America Is Sliding Toward Illiteracy

URL: https://www.theatlantic.com/ideas/archive/2025/10/education-decline-low-expectations/684526/

This article is really informative, but it feels like it has some pretty MASSIVE gaps.

Outside of the No Child Left Behind Act has been a massive defunding and de-emphasis of the Arts. Reading is a crucial skill, but the point of reading is the thing that's not longer taught.

Why should one read? How is curiosity cultivated? Not just the desire to satiate it through one's own explorations, but to then build on it and CREATE for ones' self.

Why create?
Why write when I can film?
Why read when I can listen?
Why spend time deep inside the thoughts and words from another human, their creations traveling through time while they may not longer be living on this planet anymore?

It's the overinvestment of STEM—Science, Technology, Engineering, and Mathematics.

Each of those specialities developed through years of compounding creativity, research, and following threads of curiosity to figure something out.

So, yes. There's been a lot of the shit that's happened in this article...but there's so much else that's a pet of the story that's woefully missed out.

Then, there's the declination of Third Places like libraries or institutions where you can go find things out, be, and pollinate brains through community participation.

Feels like this needs to build out into an article.

The past decade may rank as one of the worst in the history of American education. It marks a stark reversal from what was once a hopeful story. At the start of the century, American students registered steady improvement in math and reading. Around 2013, this progress began to stall out, and then to backslide dramatically. What exactly went wrong? The decline began well before the pandemic, so COVID-era disruptions alone cannot explain it. Smartphones and social media probably account for some of the drop. But there’s another explanation, albeit one that progressives in particular seem reluctant to countenance: a pervasive refusal to hold children to high standards.

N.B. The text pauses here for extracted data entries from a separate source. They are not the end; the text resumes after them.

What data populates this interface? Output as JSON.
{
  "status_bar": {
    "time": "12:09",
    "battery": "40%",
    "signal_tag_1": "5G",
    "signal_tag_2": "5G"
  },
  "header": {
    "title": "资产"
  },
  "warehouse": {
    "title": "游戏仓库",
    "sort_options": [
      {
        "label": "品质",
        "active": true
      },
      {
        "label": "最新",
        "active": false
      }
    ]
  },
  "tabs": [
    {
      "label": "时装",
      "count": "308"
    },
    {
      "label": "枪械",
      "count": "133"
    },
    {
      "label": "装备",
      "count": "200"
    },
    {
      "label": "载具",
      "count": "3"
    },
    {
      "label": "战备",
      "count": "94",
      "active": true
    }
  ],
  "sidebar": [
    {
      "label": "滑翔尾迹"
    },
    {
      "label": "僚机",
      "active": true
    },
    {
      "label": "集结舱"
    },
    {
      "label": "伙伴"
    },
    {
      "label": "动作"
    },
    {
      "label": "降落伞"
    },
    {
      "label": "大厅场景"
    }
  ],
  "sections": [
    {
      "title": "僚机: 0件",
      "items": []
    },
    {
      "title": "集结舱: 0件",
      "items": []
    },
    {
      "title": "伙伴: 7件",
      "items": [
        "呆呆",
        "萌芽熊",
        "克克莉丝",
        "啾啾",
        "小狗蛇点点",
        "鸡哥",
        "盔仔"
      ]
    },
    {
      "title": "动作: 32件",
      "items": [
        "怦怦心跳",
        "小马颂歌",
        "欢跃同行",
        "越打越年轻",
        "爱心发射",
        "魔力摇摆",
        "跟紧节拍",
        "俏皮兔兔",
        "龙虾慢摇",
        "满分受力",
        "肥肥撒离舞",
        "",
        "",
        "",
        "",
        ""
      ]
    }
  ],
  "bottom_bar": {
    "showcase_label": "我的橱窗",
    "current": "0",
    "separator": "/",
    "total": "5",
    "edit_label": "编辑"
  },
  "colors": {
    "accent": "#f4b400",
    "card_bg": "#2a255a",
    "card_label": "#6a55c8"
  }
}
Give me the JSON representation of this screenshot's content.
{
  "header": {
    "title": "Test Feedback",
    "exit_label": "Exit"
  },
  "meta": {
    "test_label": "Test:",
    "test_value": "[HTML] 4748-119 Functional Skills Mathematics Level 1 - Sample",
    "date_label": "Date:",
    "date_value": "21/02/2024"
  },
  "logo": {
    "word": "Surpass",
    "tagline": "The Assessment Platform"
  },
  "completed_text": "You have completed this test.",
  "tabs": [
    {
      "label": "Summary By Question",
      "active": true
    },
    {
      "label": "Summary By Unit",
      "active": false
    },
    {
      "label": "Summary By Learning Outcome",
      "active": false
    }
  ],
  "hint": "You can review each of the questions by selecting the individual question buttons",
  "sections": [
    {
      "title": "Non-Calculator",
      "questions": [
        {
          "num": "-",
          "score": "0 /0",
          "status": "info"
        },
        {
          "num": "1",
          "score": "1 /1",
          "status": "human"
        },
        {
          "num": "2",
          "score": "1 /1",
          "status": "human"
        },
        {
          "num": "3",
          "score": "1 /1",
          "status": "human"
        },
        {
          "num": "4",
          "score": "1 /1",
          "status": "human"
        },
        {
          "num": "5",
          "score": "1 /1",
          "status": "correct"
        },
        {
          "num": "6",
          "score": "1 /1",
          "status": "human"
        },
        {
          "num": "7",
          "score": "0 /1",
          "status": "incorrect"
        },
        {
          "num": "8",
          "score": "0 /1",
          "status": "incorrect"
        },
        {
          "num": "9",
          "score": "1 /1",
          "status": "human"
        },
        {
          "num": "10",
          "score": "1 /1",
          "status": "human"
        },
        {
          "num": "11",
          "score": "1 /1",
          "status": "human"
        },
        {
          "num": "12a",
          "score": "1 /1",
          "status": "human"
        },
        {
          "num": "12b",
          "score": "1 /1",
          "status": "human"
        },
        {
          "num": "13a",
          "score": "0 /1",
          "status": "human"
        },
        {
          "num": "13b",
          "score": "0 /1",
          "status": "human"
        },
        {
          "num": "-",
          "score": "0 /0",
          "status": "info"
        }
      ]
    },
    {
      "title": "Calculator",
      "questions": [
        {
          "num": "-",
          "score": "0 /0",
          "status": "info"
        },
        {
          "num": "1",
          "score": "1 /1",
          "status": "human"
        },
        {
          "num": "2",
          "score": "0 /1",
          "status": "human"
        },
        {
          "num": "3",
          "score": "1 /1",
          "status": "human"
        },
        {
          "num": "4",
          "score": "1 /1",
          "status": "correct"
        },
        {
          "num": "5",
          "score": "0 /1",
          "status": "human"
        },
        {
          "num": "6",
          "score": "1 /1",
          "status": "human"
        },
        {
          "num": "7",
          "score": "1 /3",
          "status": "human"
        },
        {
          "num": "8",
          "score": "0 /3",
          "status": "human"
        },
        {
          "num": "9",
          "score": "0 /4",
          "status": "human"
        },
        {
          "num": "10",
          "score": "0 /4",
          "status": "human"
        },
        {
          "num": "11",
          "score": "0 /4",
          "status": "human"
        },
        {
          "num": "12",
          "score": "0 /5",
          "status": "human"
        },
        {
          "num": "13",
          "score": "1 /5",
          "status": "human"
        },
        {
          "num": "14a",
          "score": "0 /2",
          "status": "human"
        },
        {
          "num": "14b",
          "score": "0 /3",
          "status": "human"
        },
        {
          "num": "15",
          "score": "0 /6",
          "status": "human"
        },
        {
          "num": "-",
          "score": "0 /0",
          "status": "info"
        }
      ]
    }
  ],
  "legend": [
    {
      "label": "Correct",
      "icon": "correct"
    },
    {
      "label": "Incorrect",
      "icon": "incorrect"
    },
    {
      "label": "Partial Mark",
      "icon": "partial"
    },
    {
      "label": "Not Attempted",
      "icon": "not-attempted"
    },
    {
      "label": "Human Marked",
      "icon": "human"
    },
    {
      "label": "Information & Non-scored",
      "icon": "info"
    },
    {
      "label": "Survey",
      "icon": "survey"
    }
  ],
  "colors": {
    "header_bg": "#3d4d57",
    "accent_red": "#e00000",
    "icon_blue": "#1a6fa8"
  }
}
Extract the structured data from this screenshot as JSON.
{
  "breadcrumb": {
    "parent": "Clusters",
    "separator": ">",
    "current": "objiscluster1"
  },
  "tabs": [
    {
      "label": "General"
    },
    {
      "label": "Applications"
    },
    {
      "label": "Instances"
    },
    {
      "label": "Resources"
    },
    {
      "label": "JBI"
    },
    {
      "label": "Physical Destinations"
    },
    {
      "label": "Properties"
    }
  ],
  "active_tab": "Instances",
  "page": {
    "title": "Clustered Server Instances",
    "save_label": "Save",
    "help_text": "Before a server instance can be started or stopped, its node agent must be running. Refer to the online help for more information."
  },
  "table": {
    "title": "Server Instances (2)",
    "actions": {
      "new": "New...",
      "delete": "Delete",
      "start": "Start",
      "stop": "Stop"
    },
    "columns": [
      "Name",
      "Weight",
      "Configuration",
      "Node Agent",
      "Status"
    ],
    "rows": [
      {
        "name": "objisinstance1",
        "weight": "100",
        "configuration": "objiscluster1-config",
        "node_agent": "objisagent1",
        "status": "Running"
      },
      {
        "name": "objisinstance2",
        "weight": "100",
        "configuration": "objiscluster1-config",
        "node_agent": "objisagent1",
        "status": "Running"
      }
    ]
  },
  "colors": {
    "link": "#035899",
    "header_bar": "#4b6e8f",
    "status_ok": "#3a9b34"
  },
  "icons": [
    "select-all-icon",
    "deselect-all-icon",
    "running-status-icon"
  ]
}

We are now seeing what the lost decade in American education has wrought. By some measures, American students have regressed to a level not seen in 25 years or more. Test scores from NAEP, short for the National Assessment of Educational Progress, released this year show that 33 percent of eighth graders are reading at a level that is “below basic”—meaning that they struggle to follow the order of events in a passage or to even summarize its main idea. That is the highest share of students unable to meaningfully read since 1992. Among fourth graders, 40 percent are below basic in reading, the highest share since 2000. In 2024, the average score on the ACT, a popular college-admissions standardized test that is graded on a scale of 1 to 36, was 19.4—the worst average performance since the test was redesigned in 1990.